Non si salva neppure Vittorio Emanuele II, pater patriae, di cui si ricordano le imprese amorose e le sconfitte militari, la passione per la caccia e la scarsa igiene. Simpatico/apprezzabile risulta invece Carlo Alberto: concede lo Statuto e si toglie dalle balle al primo insuccesso. Il monarca perfetto per l'età borghese. A ben vedere, è tutta la dinastia a godere di cattiva stampa, tanto che l'unico Savoia fra i giganti della storia è un parigino che fece fortuna a Vienna, il principe Eugenio.

Da orgogliosamente provinciali quali siamo, noi Italiani vediamo nelle altrui famiglie regnanti tutto il bene che non cogliamo nella ex nostra. E tuttavia è difficile non segnalare come gli stessi Windsor, a fronte di una Elisabetta Coi Controcoglioni, per il resto non siano altro che il cast di una soap opera inglese, un programma TV in cui abbondano corna, scandali, liti (ma anche drammi, come quello di Carlo). Inutile nasconderlo, ogni dinastia è così. Prendiamo la Francia borbonica: due titani, Enrico IV e il Re Sole, circondati da sfigati fatti in serie, a partire dal nome, sempre Luigi, seguito da un numero progressivo. Chi studia freddamente i sistemi politici concluderà: è il guaio del principio dinastico il quale dona sì stabilità allo Stato, però fa affidamento solo sulla formazione del principino che, se nasce ciula, ciula rimane. Chi invece si è occupato della regalità dal punto di vista della mitologia, vedrebbe nella inettitudine delle teste coronate una conseguenza del loro essere a cavallo di due mondi. La Terra e il Cielo. Gran parte scienze umane del secolo scorso si è interessata al tema della regalità sacra e dei fondamenti mitici o antropologici dell'istituzione monarchica.

 

James Frazer, A.M. Hocart, René Girard, Roberto Calasso, Georges Bataille, Masao Yamaguchi, Robert Graves, Marc Bloch, Ernst Kantorowicz. L'elemento comune a tutti questi studiosi così diversi fra loro è la conclusione esplicita o implicita che la monarchia è finita perché non ha più radici religiose.

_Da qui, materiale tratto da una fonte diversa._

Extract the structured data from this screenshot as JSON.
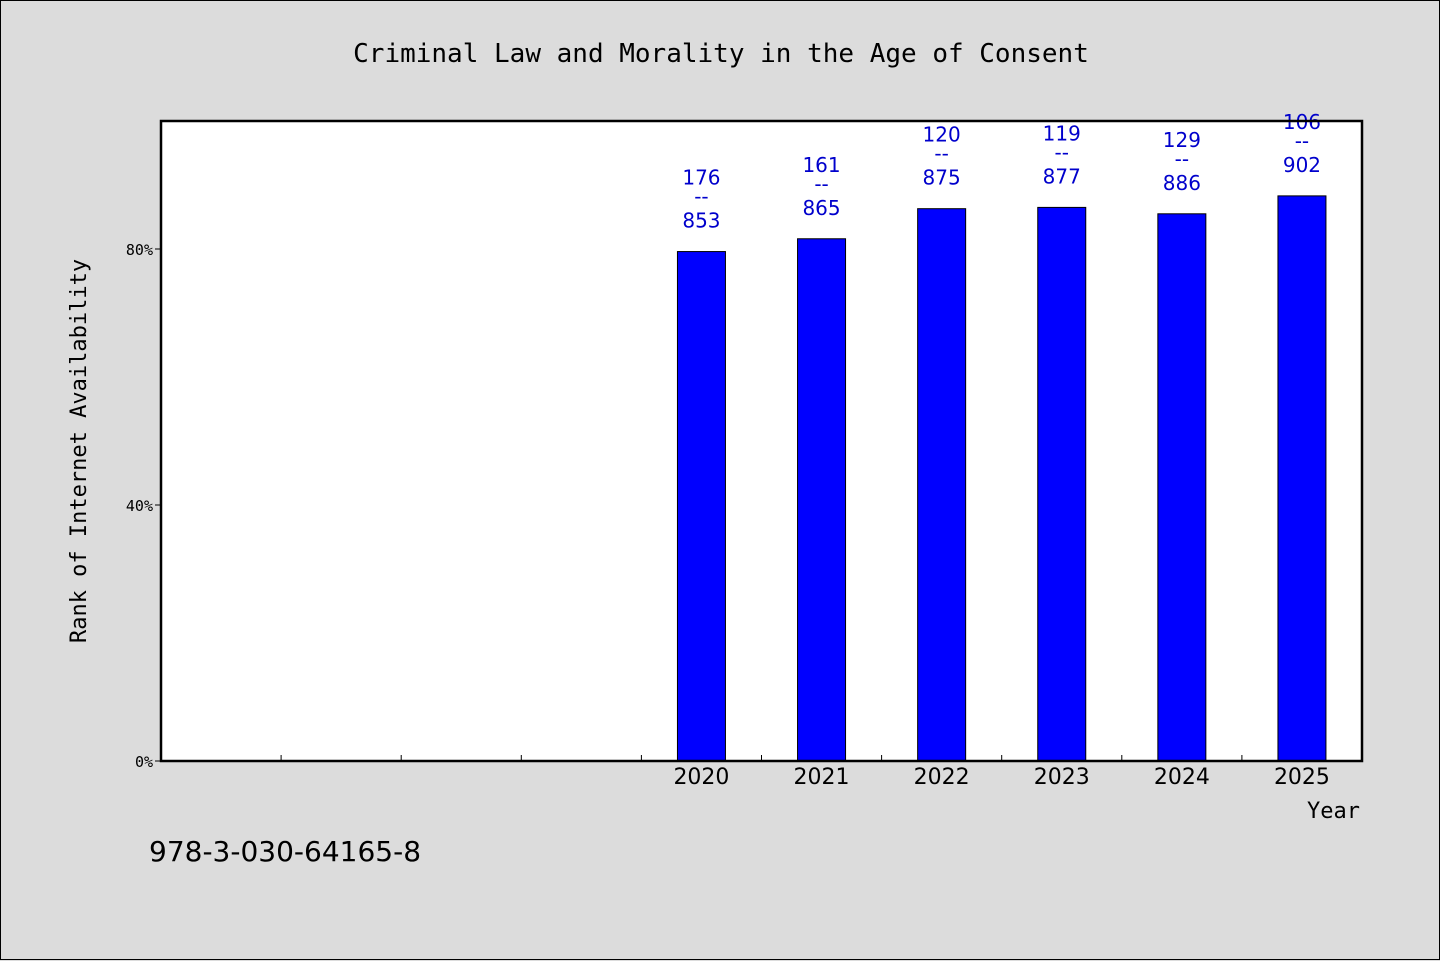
{
  "chart_data": {
    "type": "bar",
    "title": "Criminal Law and Morality in the Age of Consent",
    "xlabel": "Year",
    "ylabel": "Rank of Internet Availability",
    "categories": [
      "",
      "",
      "",
      "",
      "2020",
      "2021",
      "2022",
      "2023",
      "2024",
      "2025"
    ],
    "values": [
      null,
      null,
      null,
      null,
      79.6,
      81.6,
      86.3,
      86.5,
      85.5,
      88.3
    ],
    "bar_labels": [
      {
        "top": "",
        "bottom": ""
      },
      {
        "top": "",
        "bottom": ""
      },
      {
        "top": "",
        "bottom": ""
      },
      {
        "top": "",
        "bottom": ""
      },
      {
        "top": "176",
        "bottom": "853"
      },
      {
        "top": "161",
        "bottom": "865"
      },
      {
        "top": "120",
        "bottom": "875"
      },
      {
        "top": "119",
        "bottom": "877"
      },
      {
        "top": "129",
        "bottom": "886"
      },
      {
        "top": "106",
        "bottom": "902"
      }
    ],
    "label_separator": "--",
    "yticks": [
      0,
      40,
      80
    ],
    "ytick_labels": [
      "0%",
      "40%",
      "80%"
    ],
    "ylim": [
      0,
      100
    ],
    "bar_color": "#0000ff",
    "label_color": "#0000cc",
    "grid": false,
    "legend": "none"
  },
  "footer": {
    "isbn": "978-3-030-64165-8"
  }
}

Dio è morto e con lui pure il re. Ancora oggi il legame essenziale fra trono e divinità non si riesce a occultare: i monarchi europei sono in generale anche i capi delle rispettive chiese nazionali. Il Tenno giapponese discende dalla grande dea Amaterasu. Il re saudita è il Guardiano dei luoghi santi islamici, in Thailandia il sovrano è un essere sacro e protegge il buddismo e tutti i culti riconosciuti, e così via. Maldestri, irritanti, pericolosi, i re non appartengono totalmente al nostro mondo. Erano figure ibride già nell'Antico Regime, oggi ci risultano incomprensibili. 

 

Vittorio Emanuele è l'esempio lampante di questa condizione: inetto e antipatico, di lui si ricorda la battuta "champagnino?" finita in un documentario che ricostruiva il caso del tedesco cui sparò. È la versione al passo coi tempi della famosa frase di Maria Antonietta sulle brioches, un falso storico che ha in sé una grande verità. Baudelaire, che fu il più grande indagatore di come il vecchio mondo dei troni e degli altari ancora influenzi quello nuovo, creò una immagine immortale: l’Albatros. L’animale più maestoso quando vola nel cielo appare brutto e ridicolo una volta costretto a terra. Metafora autogratificante dell’artista, vale però anche per l'altro grande solitario ed escluso, vale a dire il re. Non a caso l'albatros per il poeta è il «principe delle nubi» e «re dell'azzurro». Anche questo fu Vittorio Emanuele; noi non siamo in grado di comprenderlo davvero ma adesso lui è tornato da Chi è in grado di farlo.